Datenschutz versus Umweltschutz

Die Idee, die nun in einem Gesetzesentwurf verewigt wurde, hat bereits eine Menge Kritik geerntet. Zentrale Fragen beziehen sich auf die Datenspeicherung und vor allem jene Daten von „Nicht-Sündern“. Der Datenschutz würde hier vermutlich auf der Strecke bleiben. Sollten die Bürger eine derartige Überwachung in Kauf nehmen. Aus Liebe zur Umwelt?

Da liegt etwas in der Luft

JA! Und zwar wegen Feinstaub und Stickoxid. Die Grenzwerte werden regelmäßig überschritten. Es ist daher kein Wunder, dass man spät, aber doch, nach Lösungen sucht. Und plötzlich entfachen heiße Debatten. Man ist sich nicht mehr sicher wie schädlich die Feinstaubbelastung tatsächlich ist. Sogar Ärzte, die seit Jahren auf die verheerenden Folgen hinweisen, sind sich nun nicht mehr einig.

Wie schädlich ist Luftverschmutzung?

Anscheinend waren diesbezügliche Studien fehlerhaft. Deshalb könne man nicht genau sagen wie hoch die Todeszahlen im Endeffekt wirklich sind. Der Arzt Dieter Köhler verfasste  in diesem Kontext einen Rundbrief an die DGP (Deutsche Gesellschaft für Pneumologie). Wie heiß man sich auch streitet – eine Lösung steht immer noch aus.

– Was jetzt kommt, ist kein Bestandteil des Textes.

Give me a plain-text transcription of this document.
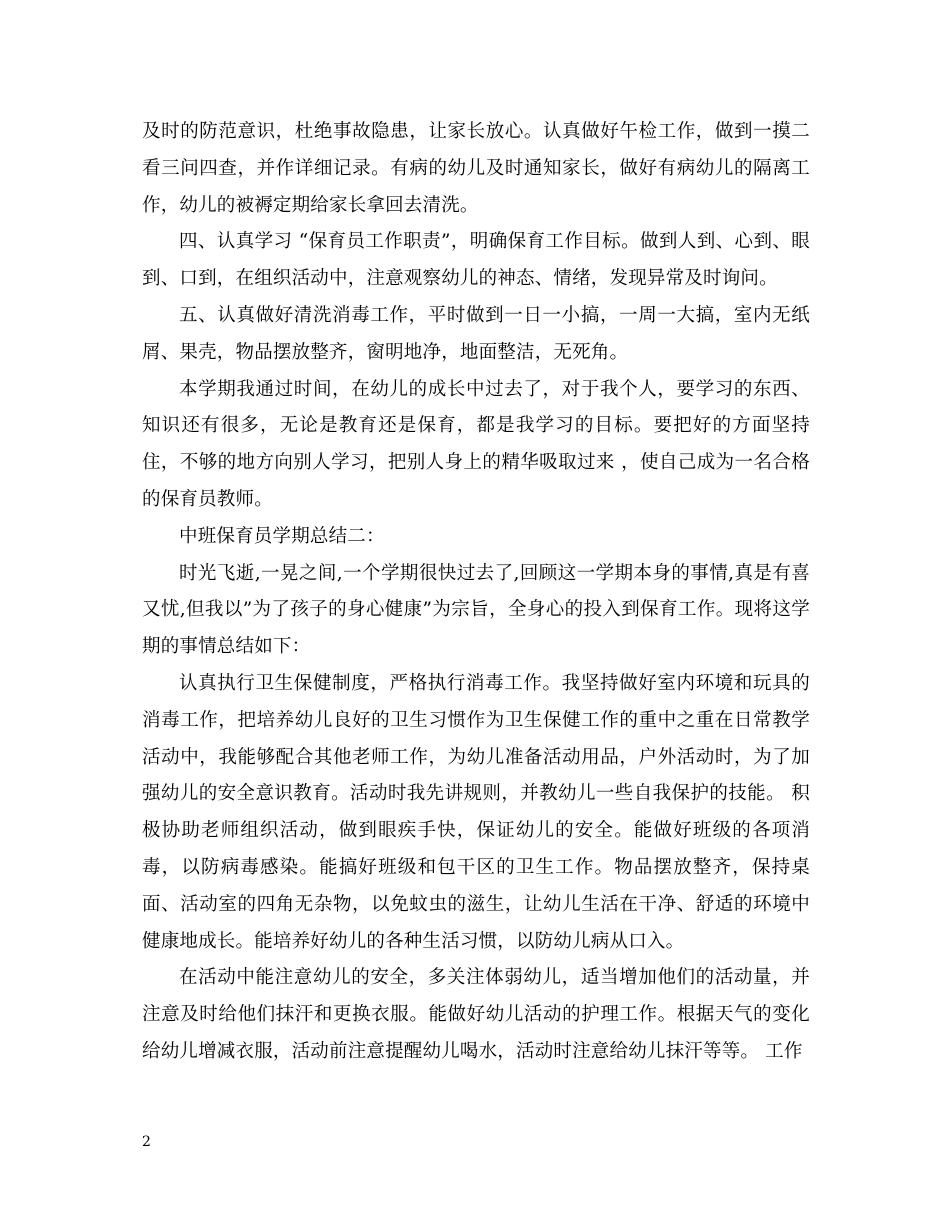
及时的防范意识，杜绝事故隐患，让家长放心。认真做好午检工作，做到一摸二看三问四查，并作详细记录。有病的幼儿及时通知家长，做好有病幼儿的隔离工作，幼儿的被褥定期给家长拿回去清洗。

四、认真学习 “保育员工作职责”，明确保育工作目标。做到人到、心到、眼到、口到，在组织活动中，注意观察幼儿的神态、情绪，发现异常及时询问。

五、认真做好清洗消毒工作，平时做到一日一小搞，一周一大搞，室内无纸屑、果壳，物品摆放整齐，窗明地净，地面整洁，无死角。

本学期我通过时间，在幼儿的成长中过去了，对于我个人，要学习的东西、知识还有很多，无论是教育还是保育，都是我学习的目标。要把好的方面坚持住，不够的地方向别人学习，把别人身上的精华吸取过来 ，使自己成为一名合格的保育员教师。

中班保育员学期总结二：

时光飞逝,一晃之间,一个学期很快过去了,回顾这一学期本身的事情,真是有喜又忧,但我以”为了孩子的身心健康”为宗旨，全身心的投入到保育工作。现将这学期的事情总结如下：

认真执行卫生保健制度，严格执行消毒工作。我坚持做好室内环境和玩具的消毒工作，把培养幼儿良好的卫生习惯作为卫生保健工作的重中之重在日常教学活动中，我能够配合其他老师工作，为幼儿准备活动用品，户外活动时，为了加强幼儿的安全意识教育。活动时我先讲规则，并教幼儿一些自我保护的技能。 积极协助老师组织活动，做到眼疾手快，保证幼儿的安全。能做好班级的各项消毒，以防病毒感染。能搞好班级和包干区的卫生工作。物品摆放整齐，保持桌面、活动室的四角无杂物，以免蚊虫的滋生，让幼儿生活在干净、舒适的环境中健康地成长。能培养好幼儿的各种生活习惯，以防幼儿病从口入。

在活动中能注意幼儿的安全，多关注体弱幼儿，适当增加他们的活动量，并注意及时给他们抹汗和更换衣服。能做好幼儿活动的护理工作。根据天气的变化给幼儿增减衣服，活动前注意提醒幼儿喝水，活动时注意给幼儿抹汗等等。 工作

2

Datenschutzfreundliche Alternative

Die blaue Plakette geht in der ganzen Debatte als datenschutzfreundlicher Lösungsansatz ins Rennen und findet in diesem Punkt überwiegend Akzeptanz. Ansonsten wird auch dieser Ansatz scharf kritisiert.  In der Praxis lässt er sich schließlich kaum umsetzen.

Fazit

Von einem Extrem ins andere. Hätte der Umweltgedanke nur seit jeher eine tragende Rolle gespielt. Dann wären derartige Lösungsansätze nie zum Thema geworden. Auch diese Idee zeigt klar, dass wir uns immer mehr in Richtung Überwachung bewegen. Hoffentlich verpassen wir wenigsten diese Ausfahrt nicht. All der Hype um unsere Daten nützt uns jedoch auch herzlich wenig, wenn wir dafür an den Folgen der  permanenten Luftverschmutzung und Schadstoffbelastung sterben. Schütze die Umwelt und schütze deine Daten!